Part Two: Empty Chairs, Empty Tables

Elisabeth Kubler-Ross introduced the “five stages of grief” in her book On Death and Dying in 1969.  The five stages are:


Denial:  “This can’t be happening to me.”

Anger:  “Why is this happening?  Who is to blame?

Bargaining:  “Make this not happen, and in return I will….”

Depression:  “I’m too sad to do anything.”

Acceptance:  “I’m at peace with what happened.”


Not everyone goes through these stages. Kuber-Ross said, “They were never meant to help tuck messy emotions into neat packages.”  They are simply responses to loss that many people have experienced.  Our grieving is always individual.


The loss of a loved one affects each of us in different ways.
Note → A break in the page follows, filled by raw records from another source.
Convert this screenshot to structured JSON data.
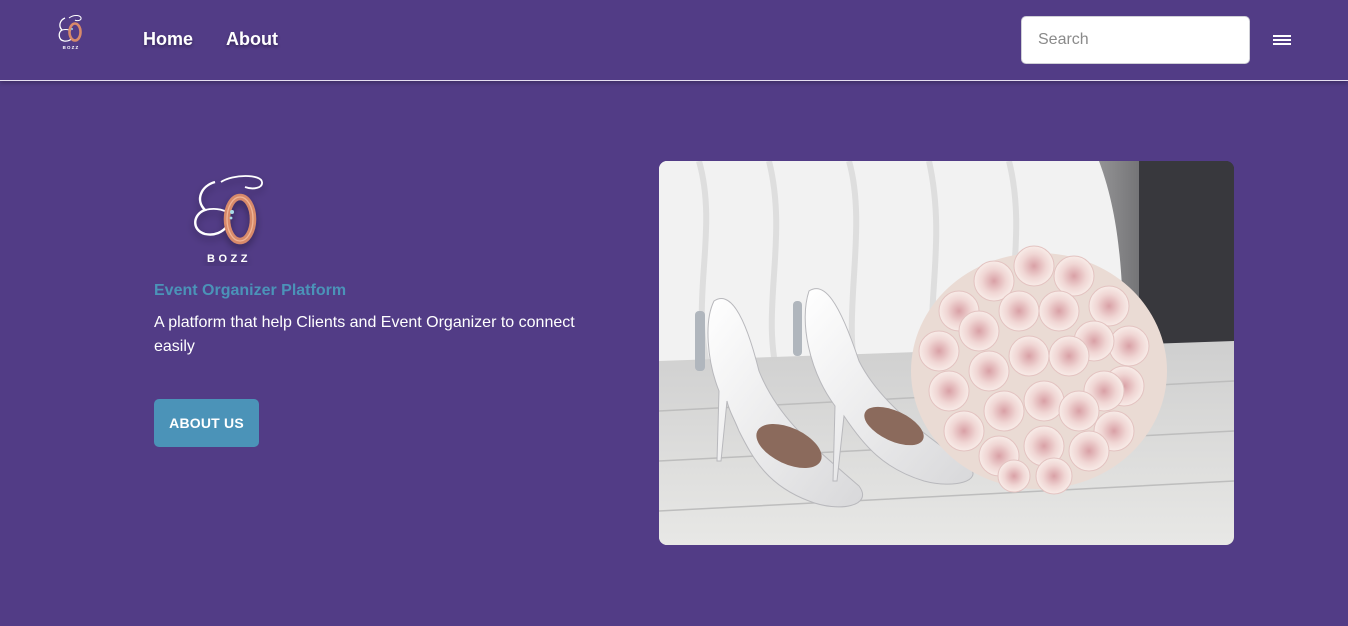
{
  "nav": {
    "logo_alt": "EO BOZZ logo",
    "links": [
      {
        "label": "Home"
      },
      {
        "label": "About"
      }
    ],
    "search": {
      "placeholder": "Search",
      "value": ""
    },
    "menu_icon": "hamburger-menu-icon"
  },
  "hero": {
    "logo_text": "BOZZ",
    "tagline": "Event Organizer Platform",
    "description": "A platform that help Clients and Event Organizer to connect easily",
    "button_label": "ABOUT US",
    "image_alt": "White wedding heels with a bouquet of pink roses"
  },
  "colors": {
    "background": "#523c86",
    "accent": "#4b93b8",
    "text": "#ffffff",
    "logo_ring": "#d88a6a"
  }
}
The important thing to remember is that almost anything you experience in the early stages of grief is normal—including feeling like you’re living a bad dream, or going crazy, or questioning your faith or spiritual beliefs.


The most universal symptom of grief is sadness.  Feelings of emptiness, despair, an abundance of tears, and feeling emotionally unstable, are typical.  Grief also involves physical problems—fatigue, lack of appetite, weight loss, etc.  All of these reactions are natural.  We will heal in time….


But, in the meantime, there is GRIEF.  There is an empty chair in my Garden Room.  Another chair at the dining room table is empty now.  Every photo of my daughter Rachel reminds me of what was and is no more.  That’s what everyone who has lost a loved one is handling within.  Our task is to be aware of that person’s loss, to respect it, and share in it if we can.